Casamentos chegam ao fim todos os dias, mas no caso das pessoas famosas a exposição é um trauma a mais: haveria um pivô para a separação de Claudia Raia e Edson Celulari? Fulana de Tal faria mesmo parte da história? Seria o casamento fachada há mais de um ano? “Amigos próximos teriam dito que...”.

Não bastassem as dores, as frustrações e os medos que um divórcio irrompe no casal, a morbidez da curiosidade popular veste a fantasia de “interesse dos fãs” para tornar-se um problema a mais a ser administrado. “Ah, este é o preço que se paga pela fama”, dirá o leitor. Eu sei... e sei também que muitos “artistas” até gostam de usar suas tragédias pessoais para aparecer nas capas de revista... cada um joga com as armas que tem... fazer o quê?

O caso é que a separação de casais famosos tornou-se um filão em determinado segmento da imprensa, enquanto que, de outra parte, não são todos os artistas que gostam de se expor.
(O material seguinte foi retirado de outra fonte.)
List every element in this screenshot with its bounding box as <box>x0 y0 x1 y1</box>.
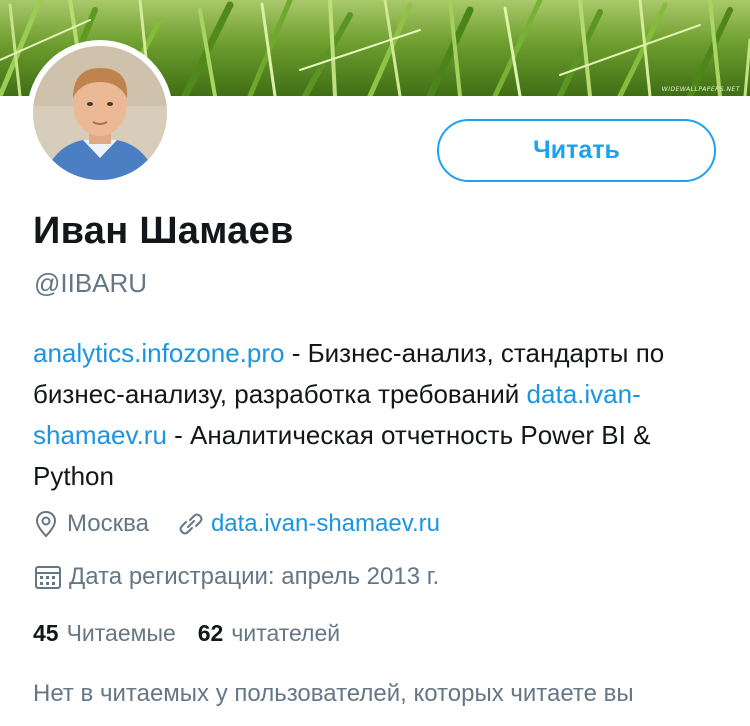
following-label: Читаемые <box>66 620 176 646</box>
link-icon <box>179 513 203 535</box>
followers-you-know-text: Нет в читаемых у пользователей, которых … <box>33 680 634 707</box>
location-pin-icon <box>35 510 57 538</box>
profile-avatar-frame[interactable] <box>27 40 173 186</box>
avatar <box>33 46 167 180</box>
following-stat[interactable]: 45 Читаемые <box>33 620 176 647</box>
joined-date-text: Дата регистрации: апрель 2013 г. <box>69 563 440 590</box>
followers-label: читателей <box>231 620 341 646</box>
profile-handle: @IIBARU <box>34 268 148 298</box>
following-count: 45 <box>33 620 59 646</box>
profile-meta-joined: Дата регистрации: апрель 2013 г. <box>33 563 439 591</box>
bio-link-analytics[interactable]: analytics.infozone.pro <box>33 338 284 368</box>
followers-stat[interactable]: 62 читателей <box>198 620 340 647</box>
profile-bio: analytics.infozone.pro - Бизнес-анализ, … <box>33 333 723 497</box>
location-text: Москва <box>67 510 149 537</box>
profile-meta-location-website: Москва data.ivan-shamaev.ru <box>33 510 440 538</box>
profile-name: Иван Шамаев <box>33 210 294 252</box>
banner-watermark: WIDEWALLPAPERS.NET <box>661 86 740 93</box>
calendar-icon <box>35 566 61 589</box>
follow-button[interactable]: Читать <box>437 119 716 182</box>
website-link[interactable]: data.ivan-shamaev.ru <box>211 510 440 538</box>
followers-count: 62 <box>197 620 224 646</box>
profile-stats: 45 Читаемые 62 читателей <box>33 620 340 647</box>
Raia e Celulari são exemplo disso, o que os torna ainda mais rentáveis para a indústria da fofoca.

Não me surpreenderia se, de repente, pipocasse nas bancas a revista “Separação”, nos mesmos moldes daquelas batizadas como “Noivas” ou “Casamentos”, porém no caminho inverso. A nova publicação teria, por exemplo, entrevistas exclusivas com ex-secretárias ou ex-mordomos, repentinamente alçados à condição de “escritores” de livros já no prelo, sobre a vida íntima de seus ex-patrões. Depoimentos de juízes seriam o sonho dourado dos editores. Até arrisco dizer que não seriam poucas as ex-mulheres que posariam de bom-grado para fotos de capa, ostentando o olho roxo... ou ex-maridos que contariam “tudo” sobre o chifre que ganharam de presente.
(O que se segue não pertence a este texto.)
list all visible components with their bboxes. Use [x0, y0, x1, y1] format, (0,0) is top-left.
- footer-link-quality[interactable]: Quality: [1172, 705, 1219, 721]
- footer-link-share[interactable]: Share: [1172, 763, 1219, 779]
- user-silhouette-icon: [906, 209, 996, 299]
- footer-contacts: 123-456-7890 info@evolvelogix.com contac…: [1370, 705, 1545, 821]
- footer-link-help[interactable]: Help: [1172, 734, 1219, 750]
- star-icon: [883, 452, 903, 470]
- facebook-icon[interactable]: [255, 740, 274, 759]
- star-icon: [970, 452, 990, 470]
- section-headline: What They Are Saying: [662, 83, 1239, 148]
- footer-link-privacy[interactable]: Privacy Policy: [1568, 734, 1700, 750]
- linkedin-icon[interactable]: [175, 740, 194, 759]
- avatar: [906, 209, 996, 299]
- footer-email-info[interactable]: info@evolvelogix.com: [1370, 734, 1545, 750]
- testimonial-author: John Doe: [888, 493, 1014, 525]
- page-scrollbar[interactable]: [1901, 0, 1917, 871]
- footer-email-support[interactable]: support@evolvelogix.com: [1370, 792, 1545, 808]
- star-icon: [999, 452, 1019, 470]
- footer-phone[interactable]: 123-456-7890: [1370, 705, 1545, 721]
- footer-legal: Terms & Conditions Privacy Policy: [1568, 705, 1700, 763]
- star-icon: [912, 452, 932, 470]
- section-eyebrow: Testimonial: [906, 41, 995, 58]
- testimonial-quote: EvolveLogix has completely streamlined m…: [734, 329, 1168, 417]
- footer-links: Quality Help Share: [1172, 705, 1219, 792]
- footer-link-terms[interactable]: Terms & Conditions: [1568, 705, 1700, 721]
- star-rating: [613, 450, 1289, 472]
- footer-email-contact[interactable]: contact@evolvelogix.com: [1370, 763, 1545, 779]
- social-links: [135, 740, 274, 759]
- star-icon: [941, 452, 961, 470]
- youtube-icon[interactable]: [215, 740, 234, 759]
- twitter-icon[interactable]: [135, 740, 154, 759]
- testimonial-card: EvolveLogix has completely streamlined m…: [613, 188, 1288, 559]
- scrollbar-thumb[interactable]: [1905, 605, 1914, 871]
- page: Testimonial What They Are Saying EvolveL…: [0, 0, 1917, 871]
Infelizmente, nem todas as pessoas passam pelo divórcio como se ele fosse uma minissérie a mais no currículo, mas a cada separação que acontece nos bastidores das novelas, a indústria da informação barata aumenta o caixa: os “detalhes sórdidos” __reais ou fictícios__ valem ouro nesta hora, e pouco importa a solidão, a frustração ou a tristeza de quem está no centro do furacão, porque tal imprensa alega que este é o seu trabalho, enquanto que os fãs se consideram no direito de estar por dentro de cada lágrima vertida por seu “ídolo”.
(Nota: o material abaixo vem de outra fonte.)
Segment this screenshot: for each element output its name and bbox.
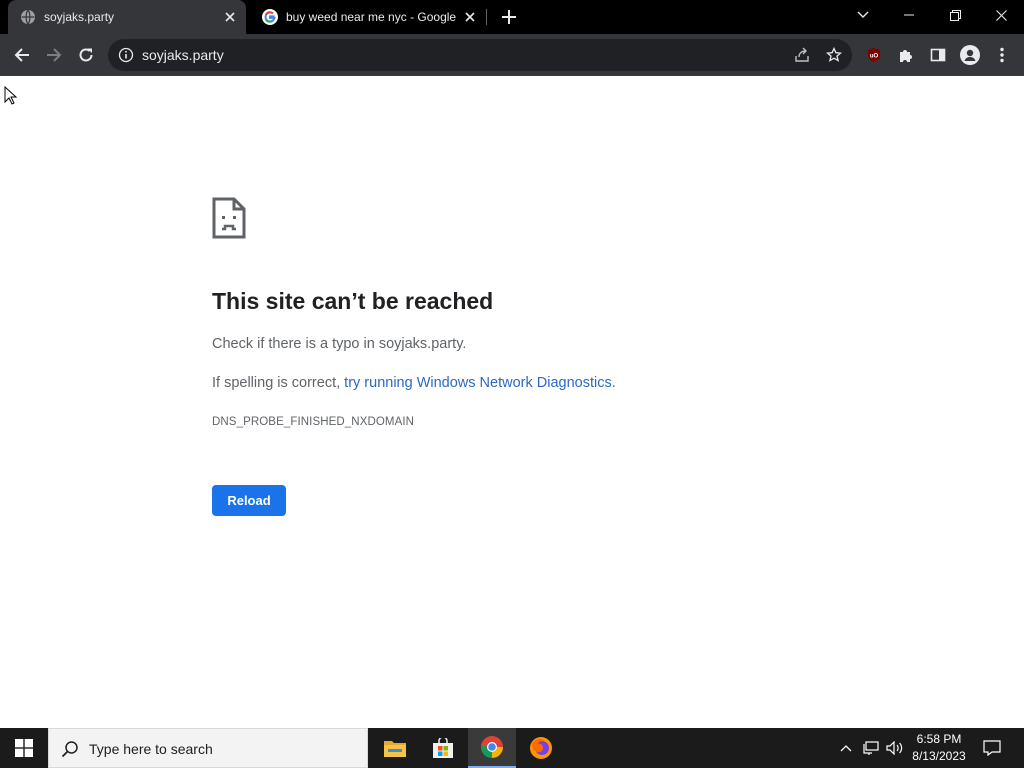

Aos que sofrem, resta sofrer publicamente, porque não adianta lembrar que este é um assunto íntimo ou pedir respeito e compreensão, afinal de contas não houve sacanagem, agressão física, batalha judicial pelos bens. Muito menos adianta afirmar que o amor acabou, mas a amizade permanece.

Não adianta explicar, porque isso não vende nada nas bancas de jornal.